# water pump installed and one timing chain, now idle surge.



## 89dragger (Oct 3, 2005)

hi, this is my first post and i am worried as this is the only car i have with ac and my baby needs it, not to mention it saves gas.it is the 3.0 and automatic. it is at the shop now for the water pump install. it got hot but did not warp anything. it was running fine with water when i dropped it off. the new pump is on and now they told me it has a surging idle and they think it has a warped head. i am sure it was not doing that when i dropped it off, it can't be a bad head. they are pulling the plugs now to check for coolant. i am going to call back and see about a compression test. i am thinking maybe a vacuum hose disconnected or a senser unhooked. i called another mechanic and he agrees with me on that and said he is sure the head and timing is not the case here. anybody have any problems like this after taking the front of the motor off. thanks.


----------



## Matt93SE (Sep 17, 2003)

it would help if you told us what year you were working on, and posted in the forum specific for that year and model.

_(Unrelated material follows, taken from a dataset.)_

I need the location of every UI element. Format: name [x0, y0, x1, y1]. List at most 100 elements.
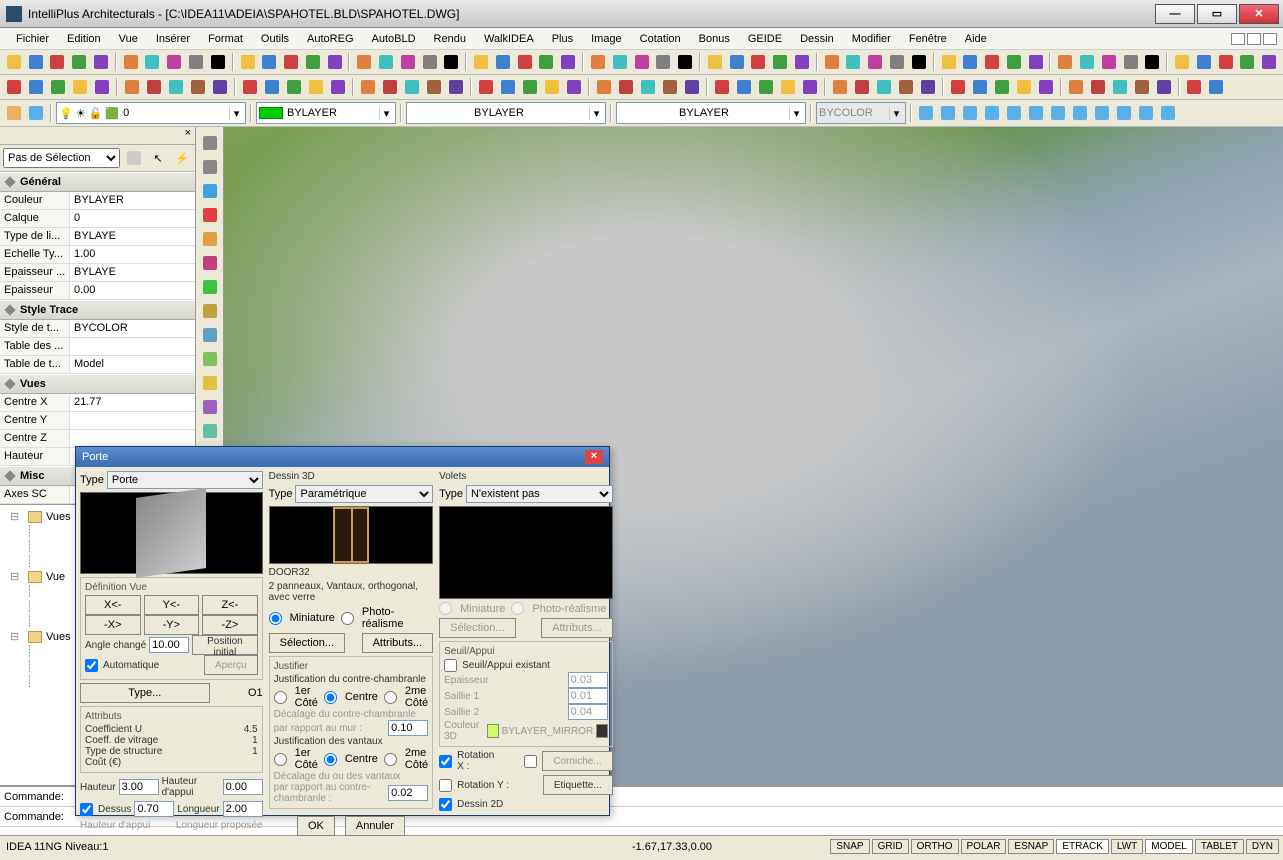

the only time I hear of a surging idle like that is when an engine has massive vacuum leaks. not knowing which engine you're talking about, I can't say a whole lot more than that as the 4th and 5th gen 3.0s are different on the vacuum and emissions end of things.. that will cause vacuum hoses and manifolds to be different.

the 92-94 SE models also have a timing chain, but it's belt driven, not pump driven... I'm ruling that one out.
it also dosn't have any vacuum hoses on that end that you would have to worry about.


----------



## 89dragger (Oct 3, 2005)

oh yeah, i copied this from another post that was in the other forum and didn't need to put the year but since it is here too i do. it is a 95 with a 3.0 and auto.


----------



## 89dragger (Oct 3, 2005)

well, the shop took it back apart and fixed it. i have it now and it runs great, i think they must have had it one tooth off of time but they did not tell me


----------



## Matt93SE (Sep 17, 2003)

probably the case.. glad they found it!


----------